Material Actions - Material Actions features key sculptural works from MCASD’s permanent collection that give the sentient body in action a central position in their artistic discourse. Sculpture by Bruce Conner, Martin Puryear, David Hammons and Petah Coyne, together with works on paper by Sophie Calle and Nigel Poor explore the physical qualities of materials and their transformation and perception by the body’s senses in a variety of ways.

While in craft tradition the body of the creator and her or his actions are assumed as fundamental to the process of artistic production, 20th-century Modernism’s focus on form rather than process obscured and even denied the importance of the body as a source of aesthetic meaning. During the 1960s artists like Bruce Conner began again to focus on process, utilizing their own bodies as a catalyst for material changes through performances occurring in real time. This radical reconfiguration of what constitutes the subject and object of art permeated Conner’s object-based production. Resurrection (1960), an important piece from MCASD’s collection, results from actions like gathering, layering, and entwining the richly weathered and textured found materials of which it is made. These actions, in turn, imply the artist’s positioning of his own body as a sensate instrument that arrives at highly poetic, conceptual narratives through doing.

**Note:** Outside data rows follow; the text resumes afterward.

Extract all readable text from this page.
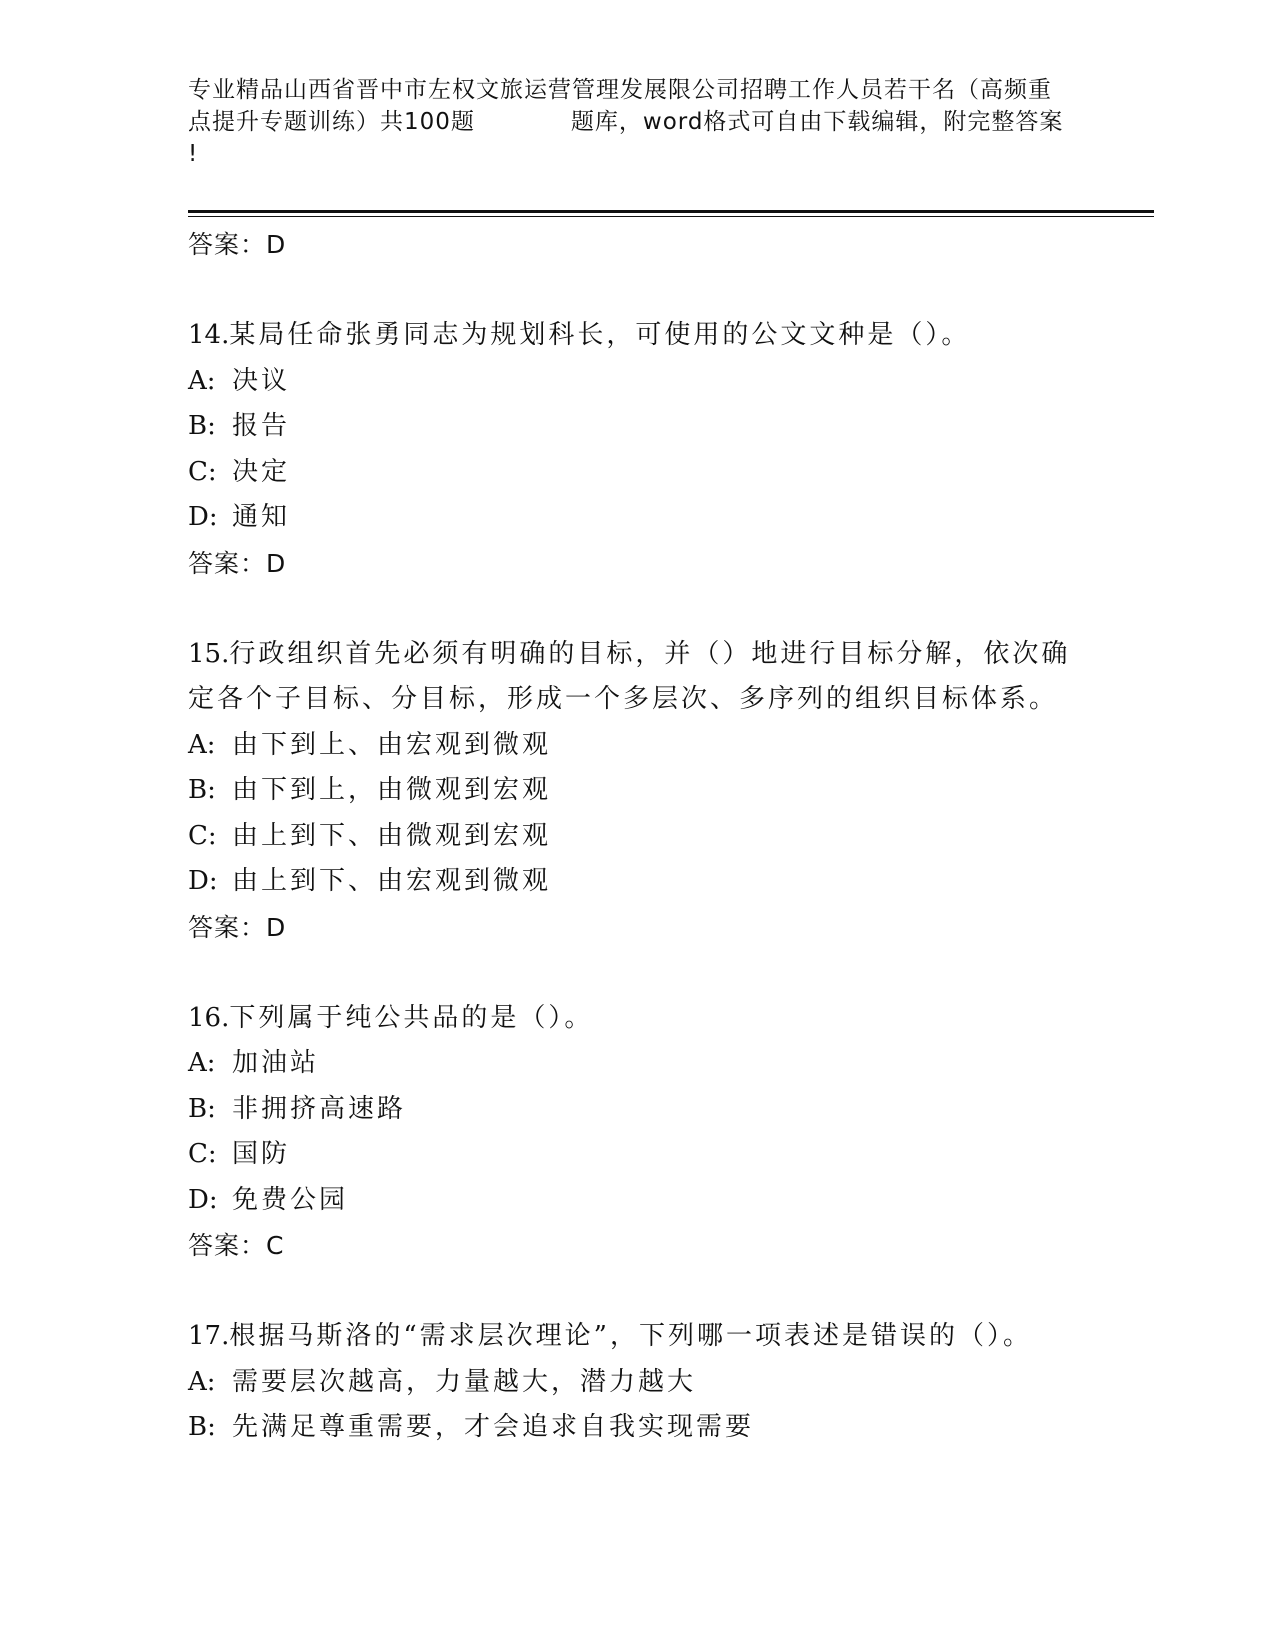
专业精品山西省晋中市左权文旅运营管理发展限公司招聘工作人员若干名（高频重
点提升专题训练）共100题　　　　题库，word格式可自由下载编辑，附完整答案
!
答案：D
14.某局任命张勇同志为规划科长，可使用的公文文种是（）。
A: 决议
B: 报告
C: 决定
D: 通知
答案：D
15.行政组织首先必须有明确的目标，并（）地进行目标分解，依次确
定各个子目标、分目标，形成一个多层次、多序列的组织目标体系。
A: 由下到上、由宏观到微观
B: 由下到上，由微观到宏观
C: 由上到下、由微观到宏观
D: 由上到下、由宏观到微观
答案：D
16.下列属于纯公共品的是（）。
A: 加油站
B: 非拥挤高速路
C: 国防
D: 免费公园
答案：C
17.根据马斯洛的“需求层次理论”，下列哪一项表述是错误的（）。
A: 需要层次越高，力量越大，潜力越大
B: 先满足尊重需要，才会追求自我实现需要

The focus in bodily activity as a form of artistic address, and as the content of art, is particularly evident in the work of David Hammons, an artist who took the action-based practice of the 1960s and turned it towards a critique of race and identity. Made from objects found in one of his constant walks through the streets of his native Harlem, Hammons’ sculpture Champ (1989) articulates an important sub-theme in this exhibition—the allusion to skin and the sense of touch. In this work, a piece of black, rubber inner tube with boxing gloves attached with masking tape hangs limply, like flayed skin from a nail. The piece, which results from the action of walking in the city, also documents another kind of performance—that of race and its bodily identification.

The artists in Material Actions engage their senses through actions and performances that vary from gathering materials as meditation, hand-crafting as a form of self identification, and the categorization of other people’s bodies, to processes that highlight socially constructed identities. All, however, give preeminence to lived experience; to acting and making in the world over the formal and representational autonomy of the art object.